Occasionally I read other genres than mystery. Science fiction and historical fiction are two of my other favorites. This week I read System Collapse by Martha Wells.

I have read quite a number of novels and stories by Wells but this was a new series for me. Told from the viewpoint of a Murderbot, an android if you will, it tells of a hunt for some rogue colonists and a skirmish with a corporation determined to enslave the colonists and take the planet for its resources. Put like that, it sounds average but the murderbot’s voice is so human in so many ways that the story works. The bot, like Data in The Next Generation is both human and not and struggles with the dichotomy. Fun.

I also read Finlay Donovan Rolls the Dice. In this outing, Finlay and Vero head to Atlantic City to save Vero’s cousin from a mobster and rescue the Aston Martin given Finlay by a Russian gangster. Needless to say, it does not go smoothly. Finlay’s ex-husband and mother insist on accompanying her and then Finlay’s hot cop boyfriend turns up. Laugh out loud funny.

Currently Reading

The third of Amy Myer’s cozies, Marsh and Daughter’s murder mysteries, Murder in Hell’s Corner, finds Georgia and her father investigating the murder of Patrick Fairfax, a revered WWII pilot.

As Georgia and Peter investigate, especially looking into a close knit group of pilots who knew Fairfax, they realize that he was not as universally admired as his family believed.

Was the murderer one of his many women? Or one of the other pilots? Or his business partner? The solution, and the twist at the end, is surprising.

What I found captivating, though, was the descriptions of WWII. The relentless bombing by the Germans, the loss of friends and comrades that occurred almost hourly, the sheer scale of a war pounding at this small country. Like Foyle’s War, it is a reminder that England was almost destroyed and was metaphorically hanging by its fingernails.

Highly Recommended.

Currently Reading

On a Bookbub recommendation, I bought the set of Marsh and Daughter mysteries by Amy Marsh.

So far, I have read the first two and begun the third.

Georgia and her father, a retired police detective, research cold cases. Anything that piques their curiosity – a little bit of supernatural here – and then write books solving the mystery.

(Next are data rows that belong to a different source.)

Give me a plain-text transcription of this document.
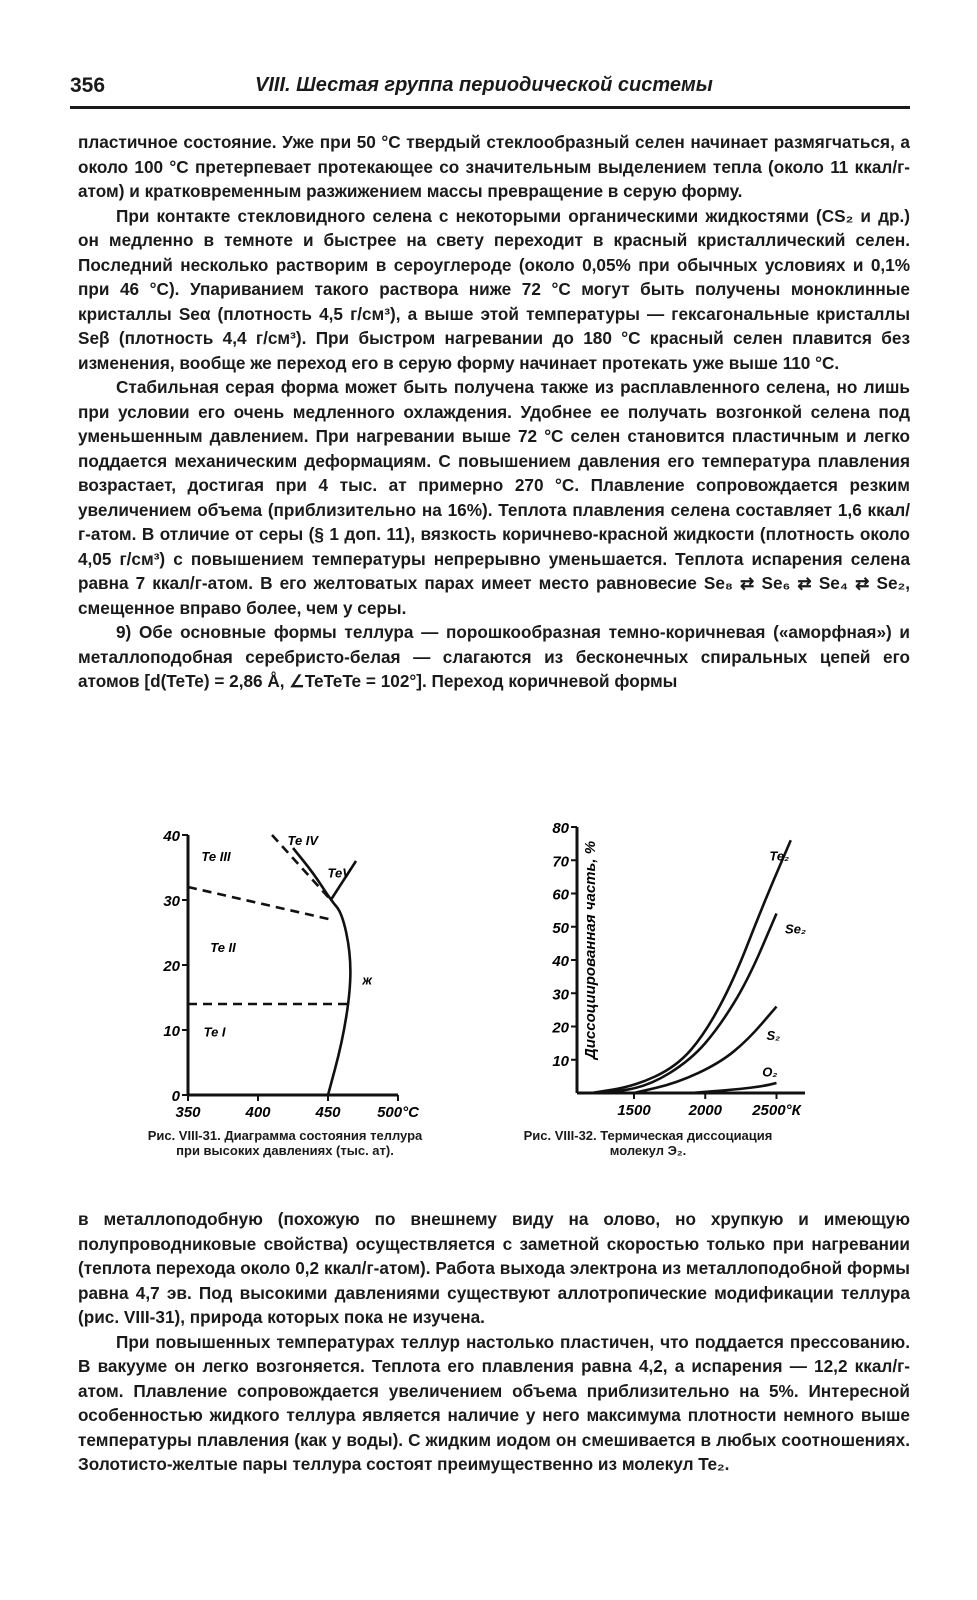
356	VIII. Шестая группа периодической системы

пластичное состояние. Уже при 50 °C твердый стеклообразный селен начинает размягчаться, а около 100 °C претерпевает протекающее со значительным выделением тепла (около 11 ккал/г-атом) и кратковременным разжижением массы превращение в серую форму.

При контакте стекловидного селена с некоторыми органическими жидкостями (CS₂ и др.) он медленно в темноте и быстрее на свету переходит в красный кристаллический селен. Последний несколько растворим в сероуглероде (около 0,05% при обычных условиях и 0,1% при 46 °C). Упариванием такого раствора ниже 72 °C могут быть получены моноклинные кристаллы Seα (плотность 4,5 г/см³), а выше этой температуры — гексагональные кристаллы Seβ (плотность 4,4 г/см³). При быстром нагревании до 180 °C красный селен плавится без изменения, вообще же переход его в серую форму начинает протекать уже выше 110 °C.

Стабильная серая форма может быть получена также из расплавленного селена, но лишь при условии его очень медленного охлаждения. Удобнее ее получать возгонкой селена под уменьшенным давлением. При нагревании выше 72 °C селен становится пластичным и легко поддается механическим деформациям. С повышением давления его температура плавления возрастает, достигая при 4 тыс. ат примерно 270 °C. Плавление сопровождается резким увеличением объема (приблизительно на 16%). Теплота плавления селена составляет 1,6 ккал/г-атом. В отличие от серы (§ 1 доп. 11), вязкость коричнево-красной жидкости (плотность около 4,05 г/см³) с повышением температуры непрерывно уменьшается. Теплота испарения селена равна 7 ккал/г-атом. В его желтоватых парах имеет место равновесие Se₈ ⇄ Se₆ ⇄ Se₄ ⇄ Se₂, смещенное вправо более, чем у серы.

9) Обе основные формы теллура — порошкообразная темно-коричневая («аморфная») и металлоподобная серебристо-белая — слагаются из бесконечных спиральных цепей его атомов [d(TeTe) = 2,86 Å, ∠TeTeTe = 102°]. Переход коричневой формы

350	400	450 500°C
0
10
20
30
40
Te III
Te IV
TeV
Te II
Te I
ж
1500	2000 2500°К
10
20
30
40
50
60
70
80
Диссоциированная часть, %	Te₂
Se₂
S₂
O₂
Рис. VIII-31. Диаграмма состояния теллура при высоких давлениях (тыс. ат).
Рис. VIII-32. Термическая диссоциация молекул Э₂.

в металлоподобную (похожую по внешнему виду на олово, но хрупкую и имеющую полупроводниковые свойства) осуществляется с заметной скоростью только при нагревании (теплота перехода около 0,2 ккал/г-атом). Работа выхода электрона из металлоподобной формы равна 4,7 эв. Под высокими давлениями существуют аллотропические модификации теллура (рис. VIII-31), природа которых пока не изучена.

При повышенных температурах теллур настолько пластичен, что поддается прессованию. В вакууме он легко возгоняется. Теплота его плавления равна 4,2, а испарения — 12,2 ккал/г-атом. Плавление сопровождается увеличением объема приблизительно на 5%. Интересной особенностью жидкого теллура является наличие у него максимума плотности немного выше температуры плавления (как у воды). С жидким иодом он смешивается в любых соотношениях. Золотисто-желтые пары теллура состоят преимущественно из молекул Te₂.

In the first one, The Wickenham Murders, a young gardener Davy Todd is accused of murdering Ada Proctor, the Doctor’s daughter. But so many parts of the story don’t make sense. The villagers don’t want the Marshs poking around but there is that strange music indicating someone doesn’t believe Davy was guilty. Then Georgia discovers Davy’s old sweetheart, still alive, and convinced of his innocence.

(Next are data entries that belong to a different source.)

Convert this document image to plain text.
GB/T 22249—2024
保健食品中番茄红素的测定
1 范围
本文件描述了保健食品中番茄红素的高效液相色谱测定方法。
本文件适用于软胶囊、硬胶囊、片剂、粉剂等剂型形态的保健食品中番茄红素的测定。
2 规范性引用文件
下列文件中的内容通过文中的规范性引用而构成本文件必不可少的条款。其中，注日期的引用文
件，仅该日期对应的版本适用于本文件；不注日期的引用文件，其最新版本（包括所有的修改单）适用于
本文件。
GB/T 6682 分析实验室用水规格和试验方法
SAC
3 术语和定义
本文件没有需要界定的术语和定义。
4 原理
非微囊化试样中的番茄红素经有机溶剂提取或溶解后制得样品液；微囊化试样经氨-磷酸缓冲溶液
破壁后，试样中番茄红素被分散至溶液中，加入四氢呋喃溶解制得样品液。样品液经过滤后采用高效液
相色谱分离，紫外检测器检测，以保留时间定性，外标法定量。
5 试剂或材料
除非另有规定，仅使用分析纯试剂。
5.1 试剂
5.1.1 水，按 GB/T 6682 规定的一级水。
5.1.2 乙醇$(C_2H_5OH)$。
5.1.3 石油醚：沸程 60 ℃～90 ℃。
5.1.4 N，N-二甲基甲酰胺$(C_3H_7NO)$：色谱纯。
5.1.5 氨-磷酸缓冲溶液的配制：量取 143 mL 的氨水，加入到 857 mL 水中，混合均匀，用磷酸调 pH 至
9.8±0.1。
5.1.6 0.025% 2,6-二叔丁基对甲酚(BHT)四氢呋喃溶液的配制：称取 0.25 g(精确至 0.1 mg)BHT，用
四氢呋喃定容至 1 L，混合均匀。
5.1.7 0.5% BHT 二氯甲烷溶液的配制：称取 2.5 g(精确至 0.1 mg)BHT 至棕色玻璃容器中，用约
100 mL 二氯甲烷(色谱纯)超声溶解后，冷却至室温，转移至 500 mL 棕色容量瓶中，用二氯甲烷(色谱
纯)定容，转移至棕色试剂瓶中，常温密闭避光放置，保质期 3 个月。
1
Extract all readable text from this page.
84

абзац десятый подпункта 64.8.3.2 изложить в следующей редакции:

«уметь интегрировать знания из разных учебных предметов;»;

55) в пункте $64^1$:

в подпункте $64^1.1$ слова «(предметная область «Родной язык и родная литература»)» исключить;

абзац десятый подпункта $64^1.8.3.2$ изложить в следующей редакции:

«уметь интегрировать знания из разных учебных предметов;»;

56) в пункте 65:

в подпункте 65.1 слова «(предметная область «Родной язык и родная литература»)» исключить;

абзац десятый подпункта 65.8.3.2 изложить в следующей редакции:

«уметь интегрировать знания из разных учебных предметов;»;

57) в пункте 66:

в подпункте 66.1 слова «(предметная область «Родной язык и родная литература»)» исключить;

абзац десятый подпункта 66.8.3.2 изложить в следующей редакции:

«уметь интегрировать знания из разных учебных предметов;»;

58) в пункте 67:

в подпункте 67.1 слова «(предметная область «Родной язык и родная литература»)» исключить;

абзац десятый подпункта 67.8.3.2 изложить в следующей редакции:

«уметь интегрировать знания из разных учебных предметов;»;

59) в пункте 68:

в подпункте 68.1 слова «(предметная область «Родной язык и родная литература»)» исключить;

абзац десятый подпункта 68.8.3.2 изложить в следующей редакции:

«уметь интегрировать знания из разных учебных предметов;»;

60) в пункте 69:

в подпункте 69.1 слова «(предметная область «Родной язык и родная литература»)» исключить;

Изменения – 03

In the second book, Murder in Friday Street, a rock musician, Fanny Star, is murdered when she returns to the village to give a concert. Although her partner is accused of the crime, serves time and is murdered almost immediately upon his release, Georgia and her father don’t believe he was the guilty party. Suspects abound but the investigation into ‘the gang’, the friends of Fanny when they were kids, leads to the solution.

These are darker than Agatha Christie but, like her mysteries, show that murders happen even in cozy villages.

Terrific!

Currently Reading

I’ve been a big fan of Victoria Thompson for many years. Murder on Madison Avenue is book 25 in her popular Gaslight Mysteries.

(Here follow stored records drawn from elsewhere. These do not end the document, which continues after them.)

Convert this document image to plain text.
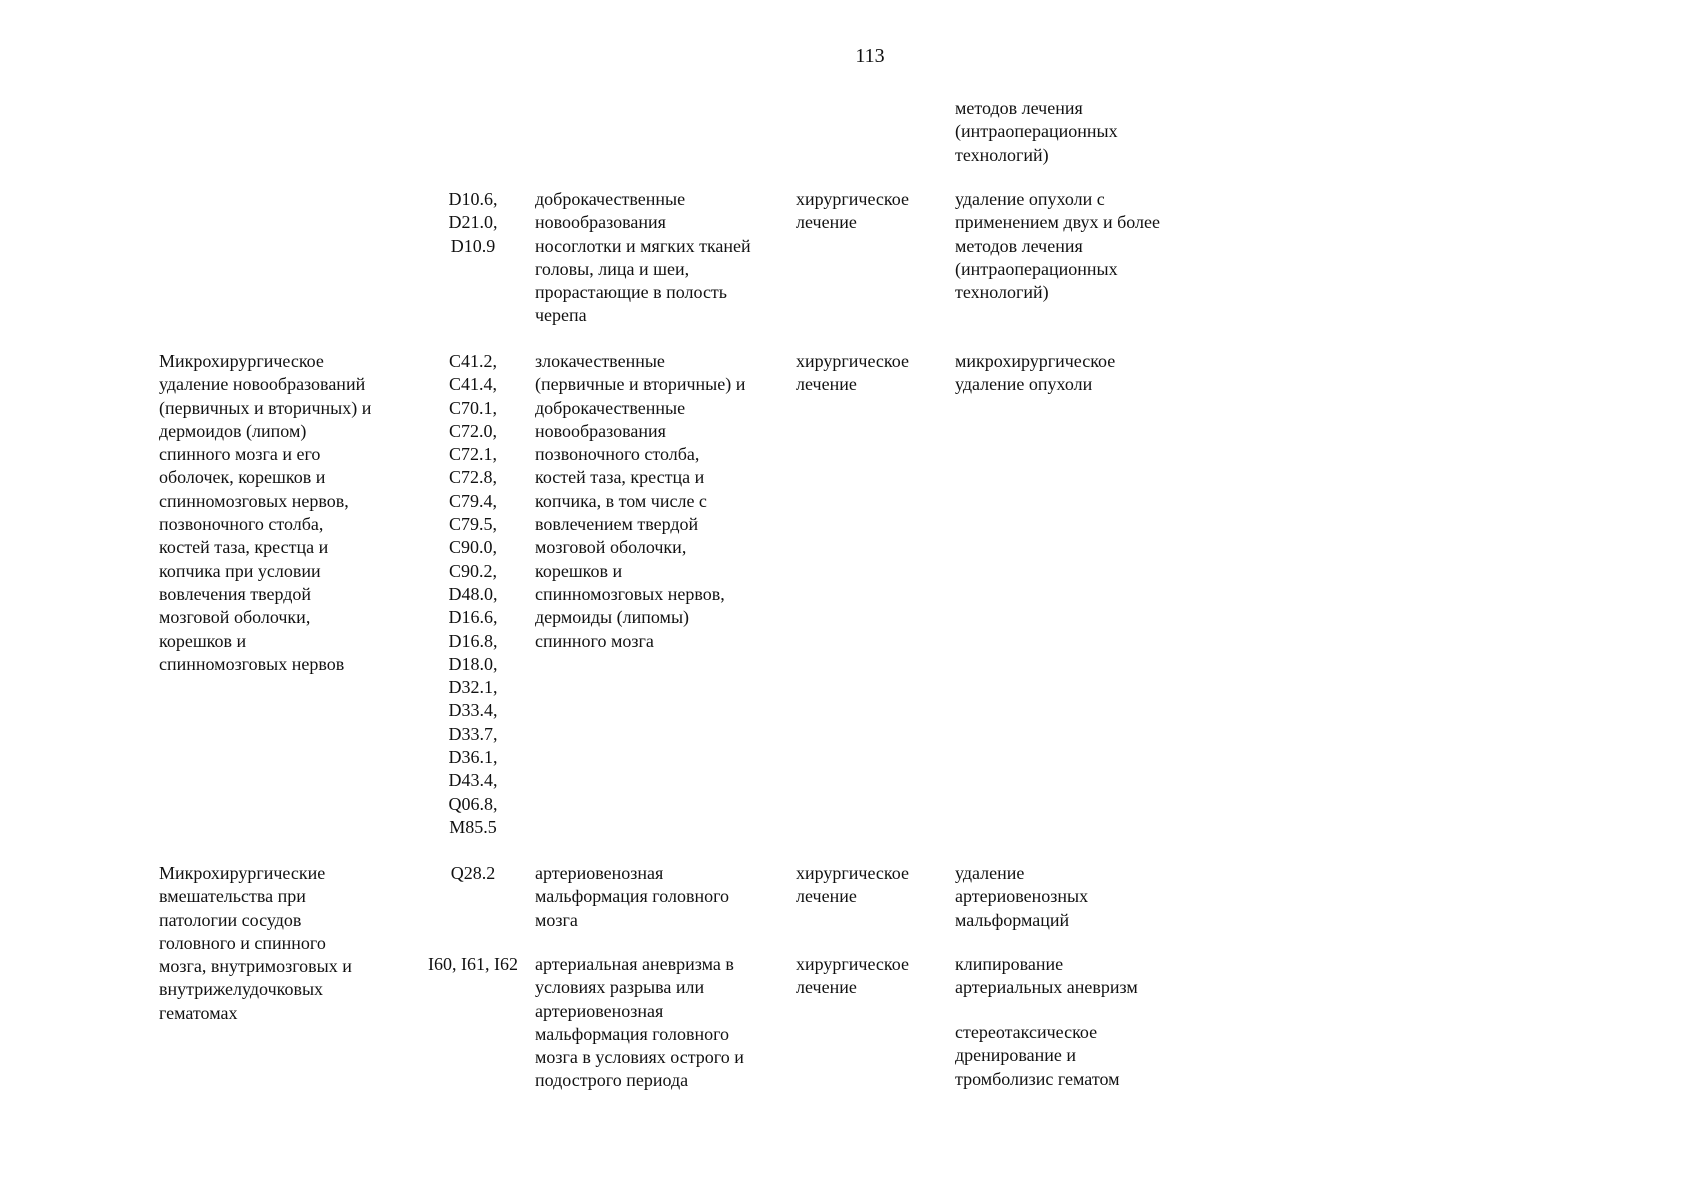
113
методов лечения
(интраоперационных
технологий)
D10.6,
D21.0,
D10.9
доброкачественные
новообразования
носоглотки и мягких тканей
головы, лица и шеи,
прорастающие в полость
черепа
хирургическое
лечение
удаление опухоли с
применением двух и более
методов лечения
(интраоперационных
технологий)
Микрохирургическое
удаление новообразований
(первичных и вторичных) и
дермоидов (липом)
спинного мозга и его
оболочек, корешков и
спинномозговых нервов,
позвоночного столба,
костей таза, крестца и
копчика при условии
вовлечения твердой
мозговой оболочки,
корешков и
спинномозговых нервов
C41.2,
C41.4,
C70.1,
C72.0,
C72.1,
C72.8,
C79.4,
C79.5,
C90.0,
C90.2,
D48.0,
D16.6,
D16.8,
D18.0,
D32.1,
D33.4,
D33.7,
D36.1,
D43.4,
Q06.8,
M85.5
злокачественные
(первичные и вторичные) и
доброкачественные
новообразования
позвоночного столба,
костей таза, крестца и
копчика, в том числе с
вовлечением твердой
мозговой оболочки,
корешков и
спинномозговых нервов,
дермоиды (липомы)
спинного мозга
хирургическое
лечение
микрохирургическое
удаление опухоли
Микрохирургические
вмешательства при
патологии сосудов
головного и спинного
мозга, внутримозговых и
внутрижелудочковых
гематомах
Q28.2	артериовенозная
мальформация головного
мозга
хирургическое
лечение
удаление
артериовенозных
мальформаций
I60, I61, I62 артериальная аневризма в
условиях разрыва или
артериовенозная
мальформация головного
мозга в условиях острого и
подострого периода
хирургическое
лечение
клипирование
артериальных аневризм
стереотаксическое
дренирование и
тромболизис гематом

Malloy is approached by a distraught Mrs. Bing who wants a divorce from her husband but won’t explain why. Mr. Bing is the owner of a automobile company, an EV too – a really interesting part of the book. Curious, Malloy and Sarah attend the car show to get a read on Mr. Bing.

Shortly thereafter, Mr. Bing is found murdered, run over by on of his very own cars.

To complicate matters, Bing’s first wife, who he abandoned but never divorced, shows up. Her story is that when Bing abandoned her, he also took their daughter Pearl, and Nora Bing wants her back.

Now, hired by the second Mrs. Bing to discover the murderer, Malloy and Sarah investigate.

As always, the characters and the setting are fascinating. I knew what was going on, though, from very early in the book. I suspect most modern readers would. But I did not guess the identity of the murderer. B+. Recommended.